"Słyszałem niedawno wypowiedź prezydenta Polski, który tłumaczył, że zaprosił do siebie głównego oskarżonego o kierownicze sprawstwo grudniowej zbrodni w imię racji stanu. Zaprosił - żeby jednoczyć, zasypywać podziały. Nie ma takiej racji stanu, która usprawiedliwia zbrodnię. Nie ma usprawiedliwionej zbrodni. Pan Prezydent nikogo nie pojednał. Swoim gestem pogłębił podziały" - powiedział Śniadek.

Reklama

Były przewodniczący S przypomniał też, że przez kilka lat był szefem Społecznego Komitetu Budowy Pomnika Ofiar Grudnia '70 w Gdyni. "Mam swój udział w postawieniu tego pomnika. Te fakty uprawniają mnie, żeby zapytać: Jaka jest nowa Polska? Czy nie marnujemy grudniowej ofiary?" - mówił Śniadek dodając, że w Polsce wciąż pogłębiają się podziały oraz "rośnie rozwarstwienie społeczne i płacowe".

B. przewodniczący zawiązku dodał, że Solidarność potępia podziały. "Dlatego jest niewygodna. Związek jest bezpardonowo atakowany. Wzywa się nas do odłożenia sztandarów. Nie odłożymy! Bo Solidarność jest ciągle bardzo potrzebna" - mówił też Śniadek.

Z kolei prezydent Gdyni Wojciech Szczurek mówił pod pomnikiem o przedłużającym się procesie w sprawie Grudnia '70. "Przyszliśmy tu, by zaświadczyć o naszej pamięci, ale też w przekonaniu o potrzebie przebaczenia sprawcom tej tragedii. Jednak, aby wybaczyć, potrzebny jest najpierw sprawiedliwy sąd. Bez tego nie możemy z podniesionym czołem powiedzieć +wybaczamy+" - mówił Szczurek.

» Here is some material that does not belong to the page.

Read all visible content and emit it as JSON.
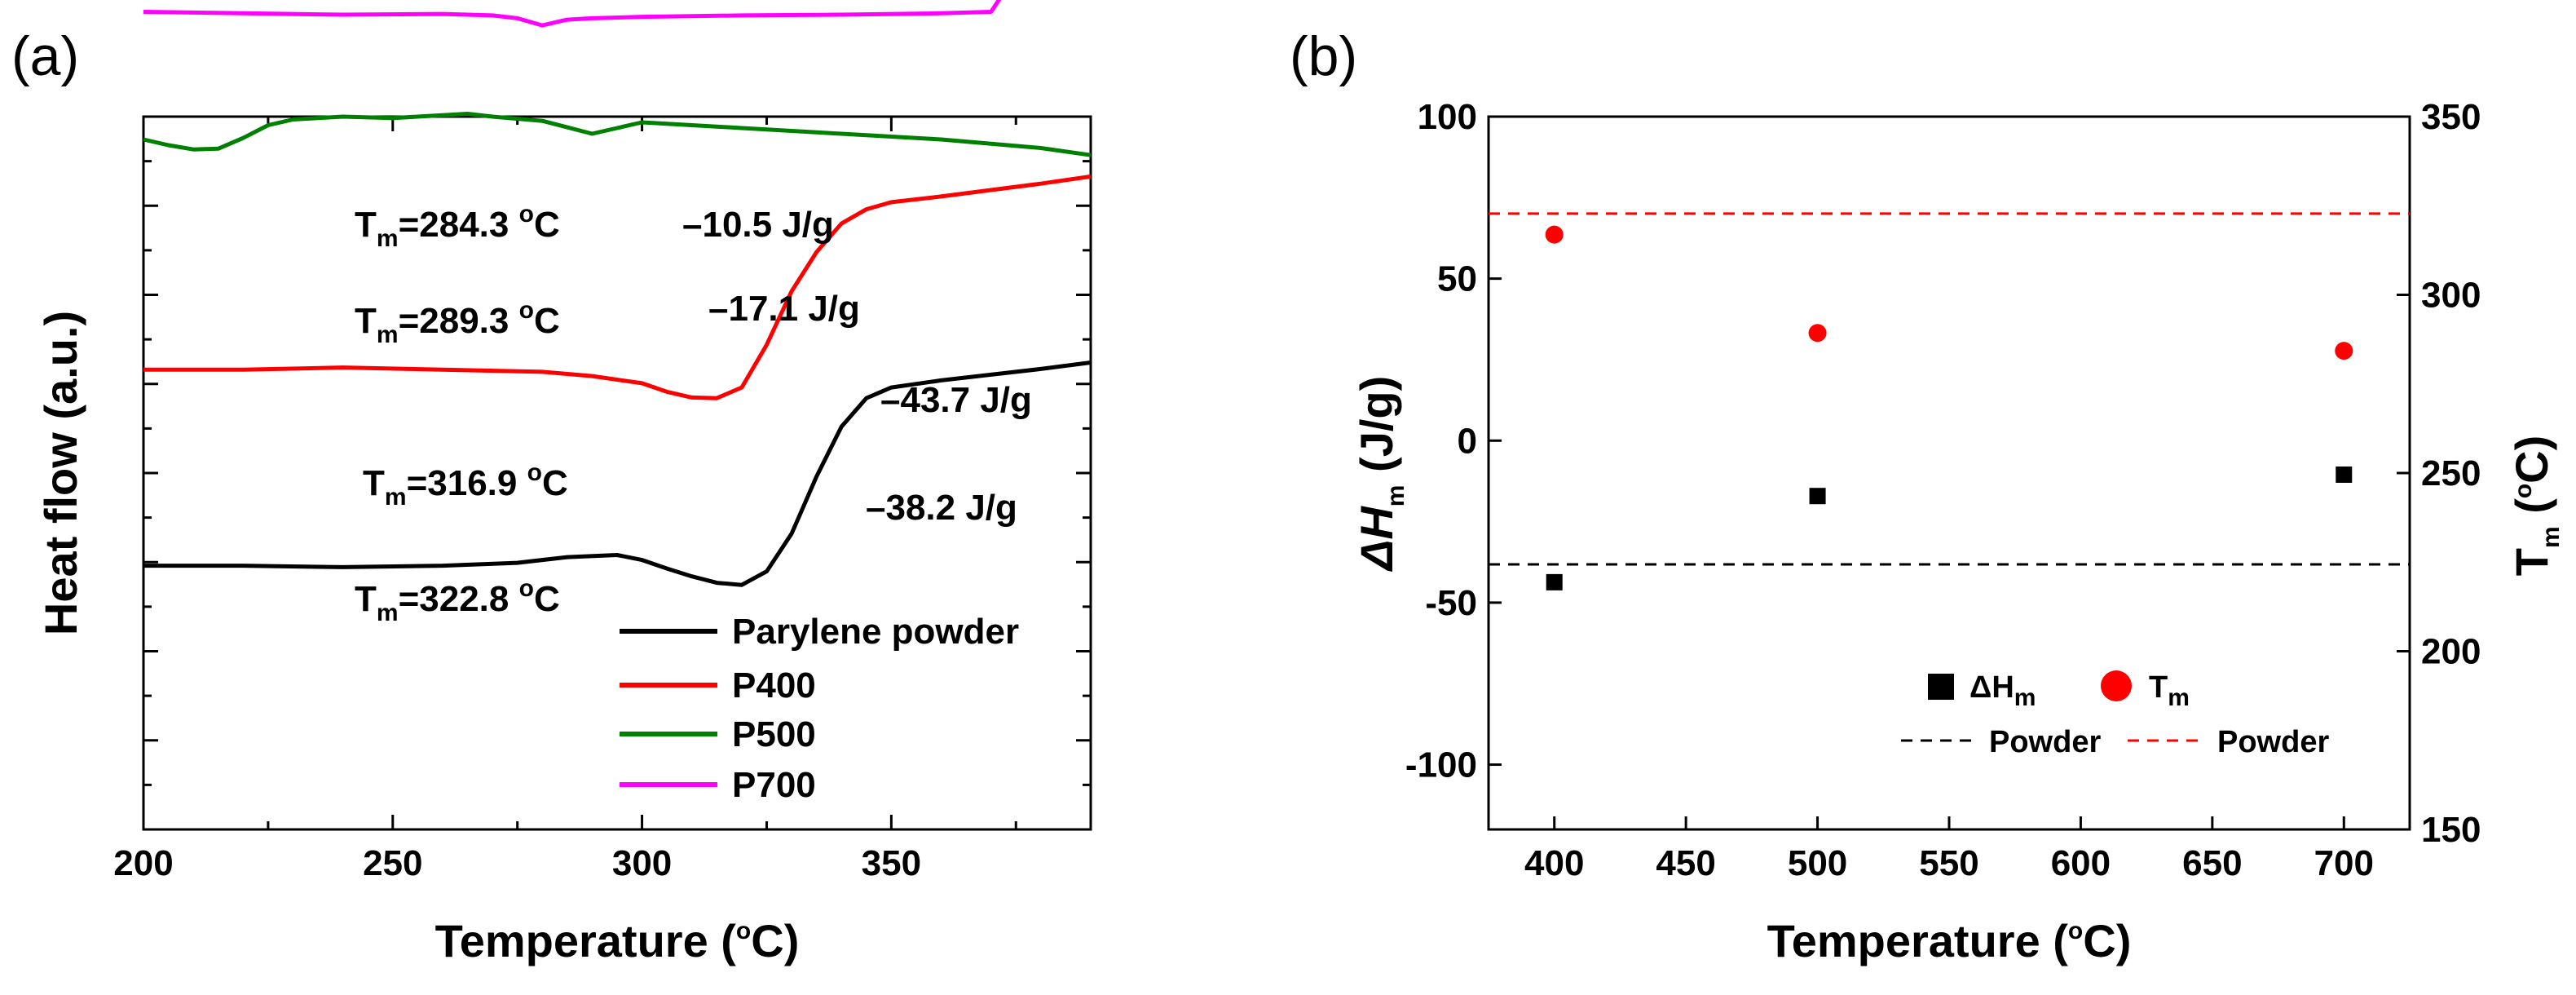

Wieczorne uroczystości pod pomnikiem Ofiar Grudnia '70 przy Urzędzie Miejskim w Gdyni poprzedziła msza św. w kościele Najświętszego Serca Pana Jezusa. Po zakończeniu mszy jej uczestnicy przeszli Świętojańską - główną ulicą Gdyni - pod pomnik, gdzie złożono kwiaty, odczytano apel poległych, a żołnierze oddali trzy salwy honorowe. Na chodnikach wzdłuż części trasy przemarszu ustawiono zapalone znicze.

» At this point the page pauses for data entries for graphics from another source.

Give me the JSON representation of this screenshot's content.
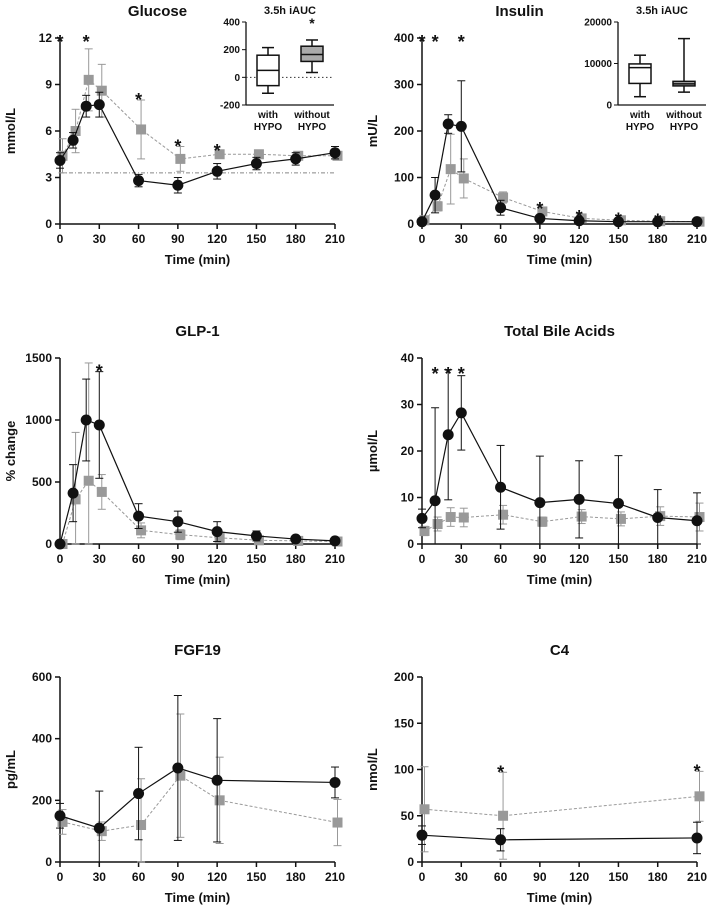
{
  "chart_data": [
    {
      "type": "line",
      "title": "Glucose",
      "xlabel": "Time (min)",
      "ylabel": "mmol/L",
      "ylim": [
        0,
        12
      ],
      "yticks": [
        0,
        3,
        6,
        9,
        12
      ],
      "xticks": [
        0,
        30,
        60,
        90,
        120,
        150,
        180,
        210
      ],
      "x": [
        0,
        10,
        20,
        30,
        60,
        90,
        120,
        150,
        180,
        210
      ],
      "series": [
        {
          "name": "with HYPO",
          "values": [
            4.1,
            5.4,
            7.6,
            7.7,
            2.8,
            2.5,
            3.4,
            3.9,
            4.2,
            4.6
          ],
          "err": [
            0.5,
            0.5,
            0.7,
            0.8,
            0.4,
            0.5,
            0.5,
            0.4,
            0.4,
            0.4
          ]
        },
        {
          "name": "without HYPO",
          "values": [
            4.4,
            6.0,
            9.3,
            8.6,
            6.1,
            4.2,
            4.5,
            4.5,
            4.4,
            4.4
          ],
          "err": [
            1.1,
            1.4,
            2.0,
            1.7,
            1.9,
            0.8,
            0.2,
            0.2,
            0.2,
            0.2
          ]
        }
      ],
      "hline": 3.3,
      "stars": [
        0,
        20,
        60,
        90,
        120
      ],
      "star_label": "*",
      "inset": {
        "title": "3.5h iAUC",
        "ylim": [
          -200,
          400
        ],
        "yticks": [
          -200,
          0,
          200,
          400
        ],
        "zero_line": true,
        "categories": [
          "with HYPO",
          "without HYPO"
        ],
        "cat_lines": [
          [
            "with",
            "HYPO"
          ],
          [
            "without",
            "HYPO"
          ]
        ],
        "boxes": [
          [
            -115,
            -60,
            50,
            160,
            215
          ],
          [
            35,
            115,
            165,
            225,
            270
          ]
        ],
        "stars": [
          1
        ]
      }
    },
    {
      "type": "line",
      "title": "Insulin",
      "xlabel": "Time (min)",
      "ylabel": "mU/L",
      "ylim": [
        0,
        400
      ],
      "yticks": [
        0,
        100,
        200,
        300,
        400
      ],
      "xticks": [
        0,
        30,
        60,
        90,
        120,
        150,
        180,
        210
      ],
      "x": [
        0,
        10,
        20,
        30,
        60,
        90,
        120,
        150,
        180,
        210
      ],
      "series": [
        {
          "name": "with HYPO",
          "values": [
            5,
            62,
            215,
            210,
            35,
            12,
            7,
            5,
            5,
            5
          ],
          "err": [
            3,
            38,
            20,
            98,
            16,
            4,
            3,
            2,
            2,
            2
          ]
        },
        {
          "name": "without HYPO",
          "values": [
            8,
            38,
            118,
            98,
            57,
            27,
            12,
            8,
            6,
            5
          ],
          "err": [
            4,
            10,
            75,
            42,
            12,
            5,
            3,
            2,
            2,
            2
          ]
        }
      ],
      "stars": [
        0,
        10,
        30,
        90,
        120,
        150,
        180
      ],
      "star_label": "*",
      "inset": {
        "title": "3.5h iAUC",
        "ylim": [
          0,
          20000
        ],
        "yticks": [
          0,
          10000,
          20000
        ],
        "zero_line": false,
        "categories": [
          "with HYPO",
          "without HYPO"
        ],
        "cat_lines": [
          [
            "with",
            "HYPO"
          ],
          [
            "without",
            "HYPO"
          ]
        ],
        "boxes": [
          [
            2000,
            5200,
            9000,
            9900,
            12000
          ],
          [
            3100,
            4600,
            5100,
            5700,
            16000
          ]
        ],
        "stars": []
      }
    },
    {
      "type": "line",
      "title": "GLP-1",
      "xlabel": "Time (min)",
      "ylabel": "% change",
      "ylim": [
        0,
        1500
      ],
      "yticks": [
        0,
        500,
        1000,
        1500
      ],
      "xticks": [
        0,
        30,
        60,
        90,
        120,
        150,
        180,
        210
      ],
      "x": [
        0,
        10,
        20,
        30,
        60,
        90,
        120,
        150,
        180,
        210
      ],
      "series": [
        {
          "name": "with HYPO",
          "values": [
            0,
            410,
            1000,
            960,
            225,
            180,
            100,
            65,
            40,
            25
          ],
          "err": [
            0,
            230,
            330,
            430,
            100,
            85,
            80,
            40,
            20,
            15
          ]
        },
        {
          "name": "without HYPO",
          "values": [
            0,
            360,
            510,
            420,
            110,
            75,
            50,
            30,
            25,
            20
          ],
          "err": [
            0,
            540,
            950,
            140,
            60,
            40,
            30,
            20,
            15,
            10
          ]
        }
      ],
      "stars": [
        30
      ],
      "star_label": "*"
    },
    {
      "type": "line",
      "title": "Total Bile Acids",
      "xlabel": "Time (min)",
      "ylabel": "µmol/L",
      "ylim": [
        0,
        40
      ],
      "yticks": [
        0,
        10,
        20,
        30,
        40
      ],
      "xticks": [
        0,
        30,
        60,
        90,
        120,
        150,
        180,
        210
      ],
      "x": [
        0,
        10,
        20,
        30,
        60,
        90,
        120,
        150,
        180,
        210
      ],
      "series": [
        {
          "name": "with HYPO",
          "values": [
            5.5,
            9.3,
            23.5,
            28.2,
            12.2,
            8.9,
            9.6,
            8.7,
            5.7,
            5.0
          ],
          "err": [
            2,
            20,
            14,
            8,
            9,
            10,
            8.3,
            10.3,
            6,
            6
          ]
        },
        {
          "name": "without HYPO",
          "values": [
            2.8,
            4.3,
            5.8,
            5.7,
            6.3,
            4.8,
            5.9,
            5.4,
            6.0,
            5.8
          ],
          "err": [
            1,
            1.5,
            2,
            2,
            2,
            1,
            1.5,
            1.5,
            2,
            3
          ]
        }
      ],
      "stars": [
        10,
        20,
        30
      ],
      "star_label": "*"
    },
    {
      "type": "line",
      "title": "FGF19",
      "xlabel": "Time (min)",
      "ylabel": "pg/mL",
      "ylim": [
        0,
        600
      ],
      "yticks": [
        0,
        200,
        400,
        600
      ],
      "xticks": [
        0,
        30,
        60,
        90,
        120,
        150,
        180,
        210
      ],
      "x": [
        0,
        30,
        60,
        90,
        120,
        210
      ],
      "series": [
        {
          "name": "with HYPO",
          "values": [
            150,
            110,
            222,
            305,
            265,
            258
          ],
          "err": [
            40,
            120,
            150,
            235,
            200,
            50
          ]
        },
        {
          "name": "without HYPO",
          "values": [
            130,
            100,
            120,
            280,
            200,
            128
          ],
          "err": [
            40,
            30,
            150,
            200,
            140,
            75
          ]
        }
      ],
      "stars": [],
      "star_label": "*"
    },
    {
      "type": "line",
      "title": "C4",
      "xlabel": "Time (min)",
      "ylabel": "nmol/L",
      "ylim": [
        0,
        200
      ],
      "yticks": [
        0,
        50,
        100,
        150,
        200
      ],
      "xticks": [
        0,
        30,
        60,
        90,
        120,
        150,
        180,
        210
      ],
      "x": [
        0,
        60,
        210
      ],
      "series": [
        {
          "name": "with HYPO",
          "values": [
            29,
            24,
            26
          ],
          "err": [
            10,
            12,
            17
          ]
        },
        {
          "name": "without HYPO",
          "values": [
            57,
            50,
            71
          ],
          "err": [
            46,
            47,
            27
          ]
        }
      ],
      "stars": [
        60,
        210
      ],
      "star_label": "*"
    }
  ],
  "colors": {
    "black": "#111111",
    "grey": "#999999"
  }
}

W piątek rano podobne do wieczornych uroczystości odbyły się także przy drugim gdyńskim miejscu pamięci związanym z tragedią sprzed 40 laty - Pomniku Ofiar Grudnia '70 nieopodal stacji SKM Gdynia Stocznia. W tej części obchodów wziął udział m.in. prezydent Bronisław Komorowski.

Reklama

W sobotę, w pobliżu przystanku SKM Stocznia-Gdynia, odbędzie się przygotowana przez Fundację Pomorska Inicjatywa Historyczna inscenizacja historyczna zatytułowana "Grudzień '70 o chleb i wolność, i wolną Polskę". Weźmie w niej udział ok. 30 statystów przebranych w milicyjne i wojskowe mundury i ok. 100 osób, które grać będą robotników. W trwającej godzinę inscenizacji użyte będą m.in. czołg i trzy transportery wojskowe.

W grudniu 1970 roku, w proteście przeciwko podwyżkom cen wprowadzonym nagle przez władze PRL, przez całe Wybrzeże przetoczyła się fala strajków i demonstracji. W Gdańsku i Szczecinie protestujący podpalili gmachy Komitetów Wojewódzkich PZPR. Aby stłumić protesty, władze zezwoliły milicji i wojsku na użycie broni.

Według oficjalnych danych, podczas krwawych zajść w Gdyni, Gdańsku, Szczecinie i Elblągu w grudniu 1970 roku zginęły co najmniej 44 osoby, a ponad 1160 zostało rannych. W samej Gdyni zginęło 18 osób: cześć została zabita rano na stacji SKM Gdynia-Stocznia, a część - po południu, nieopodal dzisiejszego gdyńskiego Urzędu Miasta.